A new analysis of the interstellar object 3I/ATLAS has uncovered a series of unusual physical and orbital characteristics that are prompting scientists to re-evaluate what the fast-moving visitor actually is. The study, which compiles data from observatories and recent assessments by Harvard Professor Avi Loeb and other researchers, catalogues anomalies that distinguish 3I/ATLAS from any comet previously observed in the solar system. The accumulated evidence has intensified debate over the object's true origin as it continues its outbound trajectory.
Researchers first identified 3I/ATLAS in July 2025 through NASA's ATLAS survey in Chile, confirming quickly that its hyperbolic path indicated an interstellar origin. But subsequent observations have revealed deviations not typically associated with known celestial bodies. These include unexpected non-gravitational acceleration near its perihelion, a close approach to Jupiter projected for March 2026, unusual gas ratios, and a large estimated mass that dwarfs the two other interstellar visitors on record.
One of the most striking features is the object's predicted passage near Jupiter on March 16, 2026. Its closest approach is estimated at 53.445 million kilometers-almost identical to the planet's Hill radius of 53.502 million kilometers. Analysts note that such alignment is possible only because of a measurable acceleration detected near its closest point to the Sun. Scientists have recorded the measurement as one of the defining irregularities of the 3I/ATLAS dataset.
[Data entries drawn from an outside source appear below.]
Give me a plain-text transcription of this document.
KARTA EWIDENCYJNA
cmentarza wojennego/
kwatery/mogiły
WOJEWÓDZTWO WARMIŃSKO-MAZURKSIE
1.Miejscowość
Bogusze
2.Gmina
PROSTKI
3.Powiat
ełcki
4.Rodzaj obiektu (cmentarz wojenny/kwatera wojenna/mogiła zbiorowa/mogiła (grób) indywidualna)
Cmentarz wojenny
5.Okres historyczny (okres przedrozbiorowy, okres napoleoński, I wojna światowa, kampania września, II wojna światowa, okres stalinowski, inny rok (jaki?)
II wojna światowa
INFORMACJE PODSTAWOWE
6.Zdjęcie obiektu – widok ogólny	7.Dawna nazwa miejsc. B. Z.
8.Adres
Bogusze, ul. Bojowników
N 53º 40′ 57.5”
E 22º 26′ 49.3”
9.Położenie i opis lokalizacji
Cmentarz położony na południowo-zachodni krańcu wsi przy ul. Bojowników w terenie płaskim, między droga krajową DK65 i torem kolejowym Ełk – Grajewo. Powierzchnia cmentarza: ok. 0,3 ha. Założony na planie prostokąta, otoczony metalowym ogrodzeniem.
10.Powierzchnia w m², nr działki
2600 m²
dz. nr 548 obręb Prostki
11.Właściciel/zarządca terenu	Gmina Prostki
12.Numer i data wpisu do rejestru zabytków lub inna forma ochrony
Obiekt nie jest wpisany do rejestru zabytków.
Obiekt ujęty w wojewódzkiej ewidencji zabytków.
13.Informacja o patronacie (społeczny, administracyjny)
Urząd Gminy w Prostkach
Other anomalies concern visibility and proximity. Despite passing within tens of millions of kilometers of Mars, Venus, and Jupiter during its journey, the object could not be observed from Earth during its perihelion window because of the Sun's glare, an uncommon circumstance for an object of its size. Its estimated mass-roughly one million times greater than 1I/'Oumuamua and one thousand times larger than 2I/Borisov-further distinguishes it. Astronomer Jason Wright noted in his AstroWright blog that 3I/ATLAS is also moving faster than either of its predecessors.
Observations by the HiRISE camera aboard the Mars Reconnaissance Orbiter show that 3I/ATLAS emitted a persistent jet pointing toward the Sun-an anti-tail-during July, August, and November 2025. Its gas cloud displays a nickel-to-iron ratio, and a nickel-to-cyanide ratio, that diverge sharply from thousands of documented comets, including 2I/Borisov. Spectroscopic data place these measurements outside normal ranges, raising further questions about the object's source environment.
Beyond these major anomalies, researchers have documented intermediate events that they consider statistically rare. The arrival direction of 3I/ATLAS lies within roughly nine degrees of the region associated with the historic "Wow! Signal," a coincidence noted in earlier observational datasets. Polarisation measurements show an "exceptionally negative degree of polarisation," a value without precedent among known interstellar comets.
Minor irregularities also appear in the object's recorded chemistry and activity level:
- The gas cloud is composed of roughly 4% water by mass, far below typical solar-system comets.
- Jets maintain orientation over distances of nearly one million kilometers.
- Sublimation alone cannot explain the required surface area for such activity.
- Non-gravitational acceleration occurred without signs of fragmentation in imaging sequences.
Documented through JPL Horizons data, HiRISE imagery, and spectroscopic analyses, these features form a catalogue of deviations that scientists are now sorting by significance. While none alone disqualifies 3I/ATLAS as a natural comet, taken together they depict an interstellar body with properties unlike anything studied to date.